For more information, contact John Carter, Beckart Environmental, Inc., 6900 46th St., Kenosha, WI 53144; e-mail; or visit

Process Description

This process flow diagram outlines the major components of a Batch Filter Press wastewater treatment system. Depending on the application, these systems may also include clean-water holding tanks and reserve filtrate water tanks for recycling and reuse (as is the case with the coating lines at Edmund Allen Lumber), as well as sludge-handling equipment and accessories as desired.
    A.) The process begins with wastewater periodically transferred at a fixed volume into the chemical treatment tank. When necessary, treated water from the clean-water holding tank is added to dilute the waste material to precipitate the suspended solids more effectively. The wastewaters collected in the equalization tank are kept in suspension with a mechanical mixer; an air sparge assembly may be used in place of or in addition to the mixer for agitation. It is recommended that a mechanical mixer be used as coatings separate rapidly and will clog any small diameter pipe or opening without proper mixing prior to treatment.

    B.) System start-up activates the chemical treatment tank mixer and sludge/recirculation transfer pump. Treatment chemicals are automatically added sequentially, beginning with coagulant to break the emulsion in the water. The pH controller adds sufficient pH adjustment fluid to make the stream suitable for discharge into the POTW. Finally, the addition of polymer enlarges the floc formation for filtration.

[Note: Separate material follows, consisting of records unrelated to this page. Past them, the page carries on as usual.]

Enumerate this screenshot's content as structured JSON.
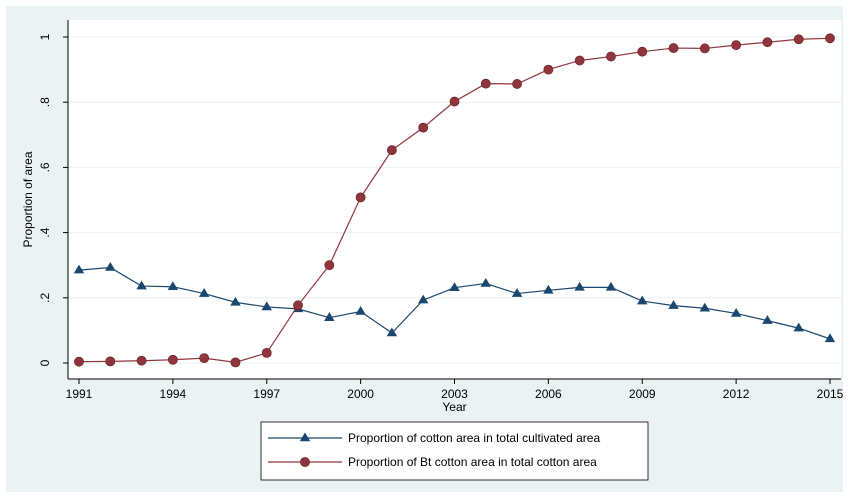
{
  "chart_data": {
    "type": "line",
    "title": "",
    "xlabel": "Year",
    "ylabel": "Proportion of area",
    "xlim": [
      1991,
      2015
    ],
    "ylim": [
      0,
      1
    ],
    "x_ticks": [
      1991,
      1994,
      1997,
      2000,
      2003,
      2006,
      2009,
      2012,
      2015
    ],
    "x_tick_labels": [
      "1991",
      "1994",
      "1997",
      "2000",
      "2003",
      "2006",
      "2009",
      "2012",
      "2015"
    ],
    "y_ticks": [
      0,
      0.2,
      0.4,
      0.6,
      0.8,
      1
    ],
    "y_tick_labels": [
      "0",
      ".2",
      ".4",
      ".6",
      ".8",
      "1"
    ],
    "grid": "horizontal",
    "legend_position": "bottom",
    "x": [
      1991,
      1992,
      1993,
      1994,
      1995,
      1996,
      1997,
      1998,
      1999,
      2000,
      2001,
      2002,
      2003,
      2004,
      2005,
      2006,
      2007,
      2008,
      2009,
      2010,
      2011,
      2012,
      2013,
      2014,
      2015
    ],
    "series": [
      {
        "name": "Proportion of cotton area in total cultivated area",
        "color": "#1a476f",
        "marker": "triangle",
        "values": [
          0.285,
          0.293,
          0.236,
          0.234,
          0.213,
          0.186,
          0.172,
          0.166,
          0.139,
          0.158,
          0.092,
          0.193,
          0.231,
          0.244,
          0.213,
          0.223,
          0.232,
          0.232,
          0.19,
          0.176,
          0.168,
          0.152,
          0.13,
          0.107,
          0.074
        ]
      },
      {
        "name": "Proportion of Bt cotton area in total cotton area",
        "color": "#90353b",
        "marker": "circle",
        "values": [
          0.004,
          0.005,
          0.007,
          0.01,
          0.015,
          0.002,
          0.031,
          0.177,
          0.3,
          0.508,
          0.653,
          0.722,
          0.802,
          0.857,
          0.856,
          0.9,
          0.928,
          0.94,
          0.955,
          0.966,
          0.965,
          0.975,
          0.984,
          0.993,
          0.996
        ]
      }
    ]
  }
}
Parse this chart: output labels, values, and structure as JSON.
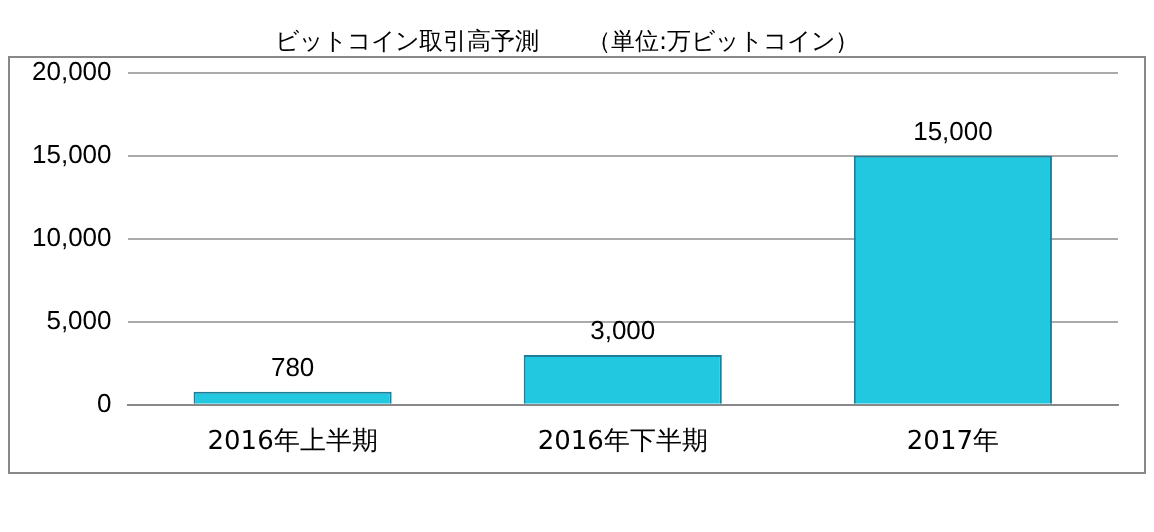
{
  "chart_data": {
    "type": "bar",
    "title": "ビットコイン取引高予測　　（単位:万ビットコイン）",
    "categories": [
      "2016年上半期",
      "2016年下半期",
      "2017年"
    ],
    "values": [
      780,
      3000,
      15000
    ],
    "color": "#22c8e0",
    "value_labels": [
      "780",
      "3,000",
      "15,000"
    ],
    "ylim": [
      0,
      20000
    ],
    "yticks": [
      0,
      {
        "value": 5000,
        "label": "5,000"
      },
      {
        "value": 10000,
        "label": "10,000"
      },
      {
        "value": 15000,
        "label": "15,000"
      },
      {
        "value": 20000,
        "label": "20,000"
      }
    ],
    "grid": "y"
  }
}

    C.) The final phase of the process, the filtration cycle, begins with a precoating of the Hy-Pack® filter press to prevent the tackiness of the paint from blinding the filter assembly. An automatic control system arranges the valve positions of the three-way ball valves to transfer the contents of the chemical treatment tank into the press. The recirculation/sludge transfer pump is activated, allowing the press to capture the floc complex and form a filter cake. The clean, treated water flows through the forming filter cake and passes through the filter cloth. That water travels through the collection channels in the filter press and is transferred to a filtrate holding tank. A level-controlled transfer pump periodically empties the contents of the filtrate holding tank into the clean-water holding tank. An automatic control system will sequence the operating air pressure to the recirculation/sludge transfer pump to obtain the optimal fluid flow rate through the press.

Beckart Environmental has developed a proprietary fluid flow control scheme to minimize the passage of floc particles through the filter cloths during the initial formation of a filter cake. After the initial filter cake layer has formed on the filter cloths the control scheme progressively increases the pump pressure, minimizing the time required to process incoming sludge. The automatic control system senses when the Hy-Pack® filter press is full and indicates to the operator that the air dry out phase should be initiated. The automatic control system circulates air through the filter cake to minimize the moisture content of the cake. After the air dry out cycle is completed, the operator opens the press and separates the filter plates. The filter cakes will fall off the filter cloths and into a sludge cart underneath the filter press.